I don’t have any argument with that per se. Firms across professional services sectors should think deeply about how they secure the capability and how best to meet whatever objectives they have in a more (ahem) “difficult” economy.
But while some firms instinctively look for the “M&A button”, mergers or acquisitions themselves are of course fraught with risk and uncertainty and aren’t always the right answer. They can be protracted, there’s always the risk they don’t conclude successfully, and even if it happens, if the culture isn’t right or if there are other material obstacles, the net effect can be to reduce value and to be a long and painful distraction from securing core objectives.
So, what might be the right approach to determining if M&A is the right option to take? I’d suggest a two stage process.
1) Be very clear headed about the capabilities that you need at attain to reach your firm objectives (for example to grow billings or profitability by x%). Make sure this isn’t based on supposition but is about the skills, resources, market perception and other “assets” you need to have. Be diligent, challenge your assumptions and make sure you know this based on what the market thinks, not on what you guess…
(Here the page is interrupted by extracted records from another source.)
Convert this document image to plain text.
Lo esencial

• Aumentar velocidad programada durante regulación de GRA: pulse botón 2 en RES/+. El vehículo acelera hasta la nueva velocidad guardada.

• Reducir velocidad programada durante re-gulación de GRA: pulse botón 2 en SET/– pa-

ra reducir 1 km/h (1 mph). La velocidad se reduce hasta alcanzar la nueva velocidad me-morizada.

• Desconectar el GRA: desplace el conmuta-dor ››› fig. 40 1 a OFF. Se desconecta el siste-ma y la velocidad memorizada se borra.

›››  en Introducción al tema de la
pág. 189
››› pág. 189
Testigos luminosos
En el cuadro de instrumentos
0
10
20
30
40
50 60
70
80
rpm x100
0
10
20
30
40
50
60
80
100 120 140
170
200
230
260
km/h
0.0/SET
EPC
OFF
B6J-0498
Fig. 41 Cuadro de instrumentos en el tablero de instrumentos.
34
2) Evaluate various strategic options to gain the improved capabilities you need. Mergers aren’t the only game in town necessarily. Other appropriate ones for the firm might be redeploying, alliances, recruitment, refocus/exit from some markets, organic building etc.
Review each option against 5 criteria (I mustn’t claim credit for these as Professor Tony Grundy, now of Henley and previously Cranfield School of Management defined them). There are a number of areas you should consider under each one, but in summary they are :
Strategic Attractiveness – How well does this fit in with what we really want, and what is important to the firm?
Implementation Difficulty – In other words, would the option be a reasonably easy thing to do (thus scoring highly) or will it involve a lot of time, additional resource, skills we don’t have a lot of, worry and sweat!
Financial Attractiveness – How much better (or worse) off do we think we’ll be with this option? What investments, other costs, and potential payback is involved?
Uncertainty and Risk – In summary, a blend of “what is the possibility that this could go wrong” and “how bad would it be if it did?”
Stakeholder Acceptability – If fee earners, referrers, clients, shareholders, lenders think the option is fantastic, then the option scores highly. If it is very likely to result in valued partners or strategically important clients exiting, it doesn’t!
Thinking through both these areas in an honest and considered way, with an input from clients, and not just based on your best guess, is a much more powerful recipe for success.